I knew we had quite a few slides that catalogued our family experiences as my siblings and I grew up and explored our world, but I was a little overwhelmed by the sheer volume of images we had that I didn’t even know existed… Hundreds, perhaps over a thousand, slides and prints. Images of my father, my mother, their relatives and friends, how they grew up and explored their world. Prints that showed my Dad as a kid in south Minneapolis, in his Marine Corps recruit platoon, and shipping out to Korea during the war. A record of his life. A record, in the beginning, intertwined with that of his parents, relatives and friends. Later, a record intertwined with that of his children, nieces and nephews, and their friends.
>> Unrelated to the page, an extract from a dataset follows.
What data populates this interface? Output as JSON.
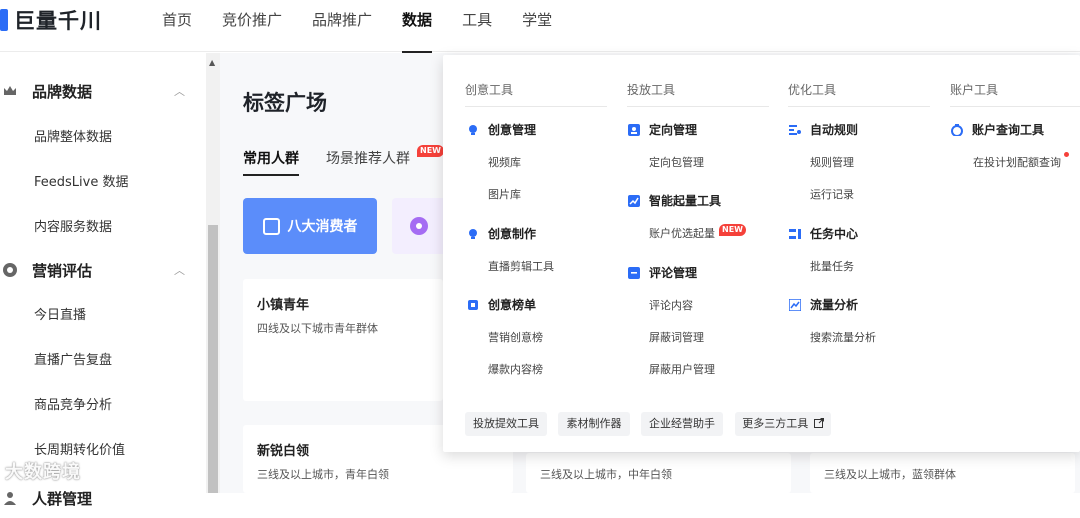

As a photographer, it struck a chord in me.

So I want to say a couple of things about the power of a photograph; not pictures that are going to win a Pulitzer, but the pictures of you and the people that have surrounded you throughout your life.

First of all, photographs provide a “trace” of our existence. Those we love, and those who love us, will never forget; but a photographic record reinforces those memories and provides a great emotional resource once we’re gone.

This next point applies to everyone, but it especially applies to my fellow photographers out there. It is very important that we have GOOD photos of those we love, in groups of two or more. Individual formal portraits are great, but the pictures that really hit me were the ones of my Dad with his friends and relations. The pictures that show those social interactions emphasize how many lives he touched, and how privileged we were to know him. So, photographers: make those pictures! I know how people can get annoyed by having their picture taken again and again at those family events; do it anyway. They’ll thank you later. Also, photographers: give that camera to someone else every now and then, and make sure YOU appear in some of those pictures. Seriously.

So take those pictures. Take those old slides and negatives you have, and get them scanned. Catalog them in whatever way makes the most sense to you, but keep the memories… It’s important.